Proceedings Article | 29 May 2013
Proc. SPIE. 8710, Chemical, Biological, Radiological, Nuclear, and Explosives (CBRNE) Sensing XIV
KEYWORDS: Semiconductors, Sensors, Polymers, Composites, Electrons, Scintillators, Nanomaterials, Gamma radiation, Picosecond phenomena, Autoregressive models
Energy-resolving gamma-ray detectors are of particular interest for the detection of illicit radioactive materials at border crossings and other portals because they offer fast, contactless screening that can discriminate between dangerous and benign materials. Among detector classes, scintillators offer an intriguing balance between cost and performance, but current technologies rely on single-crystal materials that are not scalable to portal-relevant detector sizes. Thus, there is a recognized need for novel, processible, high-performance scintillating materials or composites.
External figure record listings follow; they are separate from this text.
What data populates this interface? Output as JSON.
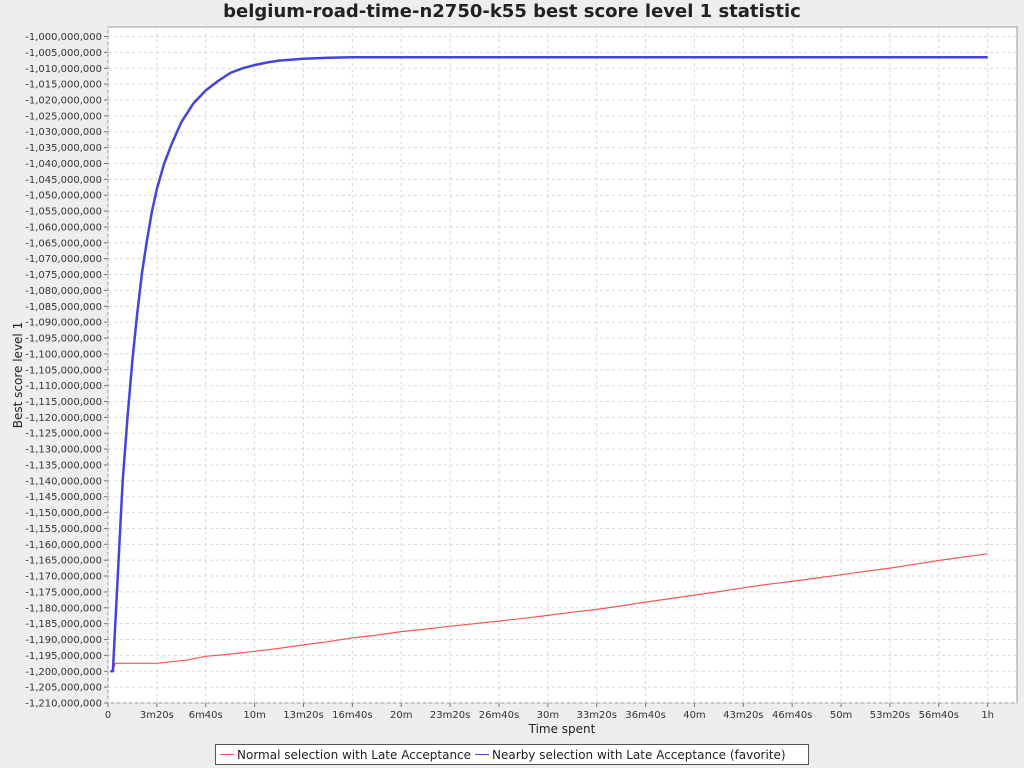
{
  "chart_data": {
    "type": "line",
    "title": "belgium-road-time-n2750-k55 best score level 1 statistic",
    "xlabel": "Time spent",
    "ylabel": "Best score level 1",
    "x_unit": "seconds",
    "xlim": [
      0,
      3720
    ],
    "ylim": [
      -1210000000,
      -997000000
    ],
    "x_ticks": [
      {
        "value": 0,
        "label": "0"
      },
      {
        "value": 200,
        "label": "3m20s"
      },
      {
        "value": 400,
        "label": "6m40s"
      },
      {
        "value": 600,
        "label": "10m"
      },
      {
        "value": 800,
        "label": "13m20s"
      },
      {
        "value": 1000,
        "label": "16m40s"
      },
      {
        "value": 1200,
        "label": "20m"
      },
      {
        "value": 1400,
        "label": "23m20s"
      },
      {
        "value": 1600,
        "label": "26m40s"
      },
      {
        "value": 1800,
        "label": "30m"
      },
      {
        "value": 2000,
        "label": "33m20s"
      },
      {
        "value": 2200,
        "label": "36m40s"
      },
      {
        "value": 2400,
        "label": "40m"
      },
      {
        "value": 2600,
        "label": "43m20s"
      },
      {
        "value": 2800,
        "label": "46m40s"
      },
      {
        "value": 3000,
        "label": "50m"
      },
      {
        "value": 3200,
        "label": "53m20s"
      },
      {
        "value": 3400,
        "label": "56m40s"
      },
      {
        "value": 3600,
        "label": "1h"
      }
    ],
    "y_ticks": [
      {
        "value": -1000000000,
        "label": "-1,000,000,000"
      },
      {
        "value": -1005000000,
        "label": "-1,005,000,000"
      },
      {
        "value": -1010000000,
        "label": "-1,010,000,000"
      },
      {
        "value": -1015000000,
        "label": "-1,015,000,000"
      },
      {
        "value": -1020000000,
        "label": "-1,020,000,000"
      },
      {
        "value": -1025000000,
        "label": "-1,025,000,000"
      },
      {
        "value": -1030000000,
        "label": "-1,030,000,000"
      },
      {
        "value": -1035000000,
        "label": "-1,035,000,000"
      },
      {
        "value": -1040000000,
        "label": "-1,040,000,000"
      },
      {
        "value": -1045000000,
        "label": "-1,045,000,000"
      },
      {
        "value": -1050000000,
        "label": "-1,050,000,000"
      },
      {
        "value": -1055000000,
        "label": "-1,055,000,000"
      },
      {
        "value": -1060000000,
        "label": "-1,060,000,000"
      },
      {
        "value": -1065000000,
        "label": "-1,065,000,000"
      },
      {
        "value": -1070000000,
        "label": "-1,070,000,000"
      },
      {
        "value": -1075000000,
        "label": "-1,075,000,000"
      },
      {
        "value": -1080000000,
        "label": "-1,080,000,000"
      },
      {
        "value": -1085000000,
        "label": "-1,085,000,000"
      },
      {
        "value": -1090000000,
        "label": "-1,090,000,000"
      },
      {
        "value": -1095000000,
        "label": "-1,095,000,000"
      },
      {
        "value": -1100000000,
        "label": "-1,100,000,000"
      },
      {
        "value": -1105000000,
        "label": "-1,105,000,000"
      },
      {
        "value": -1110000000,
        "label": "-1,110,000,000"
      },
      {
        "value": -1115000000,
        "label": "-1,115,000,000"
      },
      {
        "value": -1120000000,
        "label": "-1,120,000,000"
      },
      {
        "value": -1125000000,
        "label": "-1,125,000,000"
      },
      {
        "value": -1130000000,
        "label": "-1,130,000,000"
      },
      {
        "value": -1135000000,
        "label": "-1,135,000,000"
      },
      {
        "value": -1140000000,
        "label": "-1,140,000,000"
      },
      {
        "value": -1145000000,
        "label": "-1,145,000,000"
      },
      {
        "value": -1150000000,
        "label": "-1,150,000,000"
      },
      {
        "value": -1155000000,
        "label": "-1,155,000,000"
      },
      {
        "value": -1160000000,
        "label": "-1,160,000,000"
      },
      {
        "value": -1165000000,
        "label": "-1,165,000,000"
      },
      {
        "value": -1170000000,
        "label": "-1,170,000,000"
      },
      {
        "value": -1175000000,
        "label": "-1,175,000,000"
      },
      {
        "value": -1180000000,
        "label": "-1,180,000,000"
      },
      {
        "value": -1185000000,
        "label": "-1,185,000,000"
      },
      {
        "value": -1190000000,
        "label": "-1,190,000,000"
      },
      {
        "value": -1195000000,
        "label": "-1,195,000,000"
      },
      {
        "value": -1200000000,
        "label": "-1,200,000,000"
      },
      {
        "value": -1205000000,
        "label": "-1,205,000,000"
      },
      {
        "value": -1210000000,
        "label": "-1,210,000,000"
      }
    ],
    "grid": true,
    "legend_position": "bottom",
    "series": [
      {
        "name": "Normal selection with Late Acceptance",
        "color": "#ff5555",
        "x": [
          10,
          20,
          30,
          60,
          120,
          200,
          260,
          320,
          400,
          500,
          600,
          700,
          800,
          900,
          1000,
          1100,
          1200,
          1300,
          1400,
          1500,
          1600,
          1700,
          1800,
          1900,
          2000,
          2100,
          2200,
          2300,
          2400,
          2500,
          2600,
          2700,
          2800,
          2900,
          3000,
          3100,
          3200,
          3300,
          3400,
          3500,
          3600
        ],
        "y": [
          -1200000000,
          -1200000000,
          -1197500000,
          -1197500000,
          -1197500000,
          -1197500000,
          -1197000000,
          -1196500000,
          -1195300000,
          -1194600000,
          -1193700000,
          -1192800000,
          -1191700000,
          -1190700000,
          -1189500000,
          -1188600000,
          -1187500000,
          -1186700000,
          -1185800000,
          -1185000000,
          -1184200000,
          -1183300000,
          -1182400000,
          -1181400000,
          -1180500000,
          -1179400000,
          -1178200000,
          -1177100000,
          -1176000000,
          -1174900000,
          -1173700000,
          -1172600000,
          -1171700000,
          -1170600000,
          -1169600000,
          -1168500000,
          -1167500000,
          -1166300000,
          -1165100000,
          -1164000000,
          -1163000000
        ]
      },
      {
        "name": "Nearby selection with Late Acceptance (favorite)",
        "color": "#4444dd",
        "x": [
          10,
          20,
          30,
          40,
          50,
          60,
          80,
          100,
          120,
          140,
          160,
          180,
          200,
          230,
          260,
          300,
          350,
          400,
          450,
          500,
          550,
          600,
          650,
          700,
          800,
          900,
          1000,
          1100,
          1200,
          1400,
          1600,
          2000,
          2400,
          2800,
          3200,
          3600
        ],
        "y": [
          -1200000000,
          -1200000000,
          -1185000000,
          -1170000000,
          -1155000000,
          -1140000000,
          -1120000000,
          -1102000000,
          -1087000000,
          -1074000000,
          -1064000000,
          -1055000000,
          -1048000000,
          -1040000000,
          -1034000000,
          -1027000000,
          -1021000000,
          -1017000000,
          -1014000000,
          -1011500000,
          -1010000000,
          -1009000000,
          -1008200000,
          -1007600000,
          -1007000000,
          -1006700000,
          -1006500000,
          -1006500000,
          -1006500000,
          -1006500000,
          -1006500000,
          -1006500000,
          -1006500000,
          -1006500000,
          -1006500000,
          -1006500000
        ]
      }
    ]
  }
}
Composites based on semiconductor nanocrystal quantum dots (QDs) are of interest because of their potentially high gamma-stopping power, high emission quantum yields, and low-cost solution synthesis and processing. Yet the performance of these and other granular nanomaterials has not met expectations. We suggest that this is due to the general lack of insight into the gamma-to-photons transduction process within these inherently more complex materials, which reduces the development and refinement of candidates to simple trial-and-error. Here, we describe the development of ultrafast transient cathodoluminescence as a unique spectroscopic tool for probing the population of excited states formed within a material during scintillation, and thus determining the major sources of energy loss. Our analysis shows that in the case of CdSe/ZnS core/shell QDs, any efficiency loss due to previously blamed factors of low-stopping power and high reabsorptive losses are likely dwarfed by the losses attributable to efficient, non-radiative Auger recombination. We examine how we reached this conclusion, and how this insight defines the characteristics needed in the next generation of scintillating QD composites.